A lot of that was probably before the Vikings had Teddy Bridgewater fall into their laps with the final pick of the first round of the 2014 NFL Draft. Bridgewater, who was considered as pro-ready a quarterback as there was in this year's selection process, seems that he could potentially step right in from the word "go."

And when asked about it, Mike Zimmer said as much.

"Teddy will play when we feel like he's ready, if he's the best guy, which we hope that he will be," Zimmer said, via StarTribune.com. "We always want to have competition."

Now, let's not fool ourselves, ladies and gentlemen. . .as soon as pen hits contract, Teddy Bridgewater is the best quarterback on this roster. And not just because Cassel and Ponder aren't good. It's because Bridgewater is. Or, at the very least, he has the potential to be.

"Oh, Norv Turner's offense is really complex," you say? Well, for starters, Cassel and Ponder don't have that much more experience with Turner's offense at this point than Bridgewater does. And, based on this tidbit from one of Arif's scouting reports on Bridgewater (courtesy of Greg Bedard of the MMQB), picking up a new offense doesn't seem like it will phase Bridgewater very much.

When Bridgewater got his first glimpse of Watson's full-field progression offense, he had never seen anything like it. He was overwhelmed. So Watson told Bridgewater to start doodling: take a pad of formations, with just the offensive line printed, and draw the offense. Bridgewater recited a play and then drew it: receivers and routes, he'd identify the movement key (the defensive player they're reading), what the progression off that movement key is, the alerts, depth of drop-every single detail.

Bridgewater quickly filled up a pad and was bored by it. He needed more competition-another pillar of Bridgewater's being-so Bridgewater put the entire Louisville offense into his Xbox football game. Then he put in the game plans for each game and threw against the coverages he would see.

The man did this when he was 17 years old. Yes, Norv Turner's offense is going to be more complex than anything Bridgewater saw at Louisville. I'm pretty sure I can quite confidently state that Louisville's offense was more complex than anything Bridgewater saw in high school, too. Contrary to the popular meme that came out after the leaking of the Wonderlic scores, Teddy Bridgewater is no dummy. So he scored low on a standardized test. Dan Marino scored even lower. Tell me that guy didn't know what he was doing on a football field.

"Oh, but Christian Ponder was supposed to be a pro-ready quarterback, too, and look what happened to him," you say? Well, sure, if we ignore the fact that Ponder basically had no pre-season (thanks to the lockout) and a coaching staff that decided it would be in the team's best interest to give nearly all the snaps to Donovan McNabb, a guy that (reportedly) couldn't even be bothered to learn the playbook in Minnesota. (The link there from Viking Update says that the playbook actually expanded when the team went from the 13-year veteran to the rookie.
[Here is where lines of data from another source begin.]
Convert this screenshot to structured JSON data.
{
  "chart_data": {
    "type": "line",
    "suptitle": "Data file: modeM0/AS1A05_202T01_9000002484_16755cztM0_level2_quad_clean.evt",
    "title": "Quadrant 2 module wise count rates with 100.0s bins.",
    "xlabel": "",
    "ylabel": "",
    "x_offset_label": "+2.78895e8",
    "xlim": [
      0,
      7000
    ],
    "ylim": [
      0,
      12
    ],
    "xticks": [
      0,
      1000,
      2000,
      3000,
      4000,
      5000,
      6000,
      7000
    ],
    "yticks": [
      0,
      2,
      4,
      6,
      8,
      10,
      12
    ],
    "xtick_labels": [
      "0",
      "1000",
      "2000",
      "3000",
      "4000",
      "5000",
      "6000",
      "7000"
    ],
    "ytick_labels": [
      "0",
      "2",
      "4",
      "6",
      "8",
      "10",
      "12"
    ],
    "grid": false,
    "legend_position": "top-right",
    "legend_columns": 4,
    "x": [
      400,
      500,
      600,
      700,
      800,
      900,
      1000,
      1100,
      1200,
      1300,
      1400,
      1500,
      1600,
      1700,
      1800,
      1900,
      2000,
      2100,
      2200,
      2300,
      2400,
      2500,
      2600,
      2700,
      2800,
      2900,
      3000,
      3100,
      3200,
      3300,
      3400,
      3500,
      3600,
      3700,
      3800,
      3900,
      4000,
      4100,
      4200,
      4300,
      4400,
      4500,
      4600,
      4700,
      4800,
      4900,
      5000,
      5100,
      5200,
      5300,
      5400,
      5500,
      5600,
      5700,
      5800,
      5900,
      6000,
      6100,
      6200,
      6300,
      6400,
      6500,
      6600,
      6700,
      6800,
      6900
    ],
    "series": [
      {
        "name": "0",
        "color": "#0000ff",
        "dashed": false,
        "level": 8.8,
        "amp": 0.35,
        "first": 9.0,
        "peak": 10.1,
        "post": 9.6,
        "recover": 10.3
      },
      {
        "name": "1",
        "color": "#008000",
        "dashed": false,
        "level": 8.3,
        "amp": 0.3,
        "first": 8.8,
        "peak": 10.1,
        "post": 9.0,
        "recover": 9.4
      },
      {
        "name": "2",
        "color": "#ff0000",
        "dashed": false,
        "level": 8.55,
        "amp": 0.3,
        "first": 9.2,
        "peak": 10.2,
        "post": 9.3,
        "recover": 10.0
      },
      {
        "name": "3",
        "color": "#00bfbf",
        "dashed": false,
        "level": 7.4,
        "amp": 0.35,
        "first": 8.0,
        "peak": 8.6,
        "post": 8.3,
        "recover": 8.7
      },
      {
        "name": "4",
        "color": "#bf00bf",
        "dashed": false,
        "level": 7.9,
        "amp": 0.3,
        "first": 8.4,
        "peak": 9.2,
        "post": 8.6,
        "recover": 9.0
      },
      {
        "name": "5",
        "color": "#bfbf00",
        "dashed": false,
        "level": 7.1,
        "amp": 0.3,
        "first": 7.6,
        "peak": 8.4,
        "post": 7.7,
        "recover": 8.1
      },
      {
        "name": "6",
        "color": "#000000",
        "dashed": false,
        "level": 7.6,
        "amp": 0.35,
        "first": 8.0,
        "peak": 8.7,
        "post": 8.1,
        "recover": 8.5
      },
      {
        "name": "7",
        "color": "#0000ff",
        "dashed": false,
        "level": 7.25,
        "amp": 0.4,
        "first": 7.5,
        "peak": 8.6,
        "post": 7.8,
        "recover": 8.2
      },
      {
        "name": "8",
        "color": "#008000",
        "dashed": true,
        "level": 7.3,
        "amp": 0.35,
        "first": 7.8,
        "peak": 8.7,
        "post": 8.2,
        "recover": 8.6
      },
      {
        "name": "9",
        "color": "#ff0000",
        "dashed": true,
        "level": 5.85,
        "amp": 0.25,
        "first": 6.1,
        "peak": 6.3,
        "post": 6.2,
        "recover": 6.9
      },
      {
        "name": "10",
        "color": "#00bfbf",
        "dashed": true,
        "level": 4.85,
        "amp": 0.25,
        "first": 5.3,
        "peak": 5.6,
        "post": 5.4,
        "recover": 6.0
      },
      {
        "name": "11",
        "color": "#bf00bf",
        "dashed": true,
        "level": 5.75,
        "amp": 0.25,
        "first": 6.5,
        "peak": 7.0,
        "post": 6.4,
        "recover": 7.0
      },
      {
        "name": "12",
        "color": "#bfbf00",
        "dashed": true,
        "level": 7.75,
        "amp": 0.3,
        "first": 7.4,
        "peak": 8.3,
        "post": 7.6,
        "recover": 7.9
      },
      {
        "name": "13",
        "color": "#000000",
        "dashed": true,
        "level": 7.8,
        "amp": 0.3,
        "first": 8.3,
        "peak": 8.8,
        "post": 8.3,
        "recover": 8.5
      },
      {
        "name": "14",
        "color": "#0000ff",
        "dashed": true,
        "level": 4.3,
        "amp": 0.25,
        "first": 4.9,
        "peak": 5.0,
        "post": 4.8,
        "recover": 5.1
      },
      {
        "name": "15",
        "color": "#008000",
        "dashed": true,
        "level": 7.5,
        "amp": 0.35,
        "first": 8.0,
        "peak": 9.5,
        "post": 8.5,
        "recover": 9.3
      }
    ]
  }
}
That's not the way that usually goes.)

Frankly, the Vikings probably would have been better off starting Christian Ponder from Week 1 in 2011, lockout be damned. And unless he somehow gets injured in the pre-season or something like that, there's a good chance that they'd be better off starting Teddy Bridgewater from Week 1 in 2014. I wouldn't be surprised to see a sort of Russell Wilson-esque progression this pre-season for Bridgewater.

When Wilson got to the Seahawks in 2012, they had just signed Matt Flynn to a ridiculous contract to (presumably) be their starter, and Wilson began the pre-season as the #3 guy. And after the first pre-season game, the Seahawks said, "You know, this guy is pretty good," and bumped him up to #2. And after the second pre-season game, the Seahawks said, "Man, this guy is really good," and had him start the third (and most important) pre-season game. The rest is history from there. Pete Carroll had the guts to stick with his guy, and I think that Mike Zimmer has that sort of chutzpah as well.

Yes, Matt Cassel signed a decent-sized contract this off-season to return to the Vikings. And, if Teddy Bridgewater's track record and recent NFL history mean anything, there's more than a slight chance that Cassel will be wearing a baseball cap and holding a clipboard on the sidelines of the Edward Jones Dome in Week 1 of the 2014 NFL season.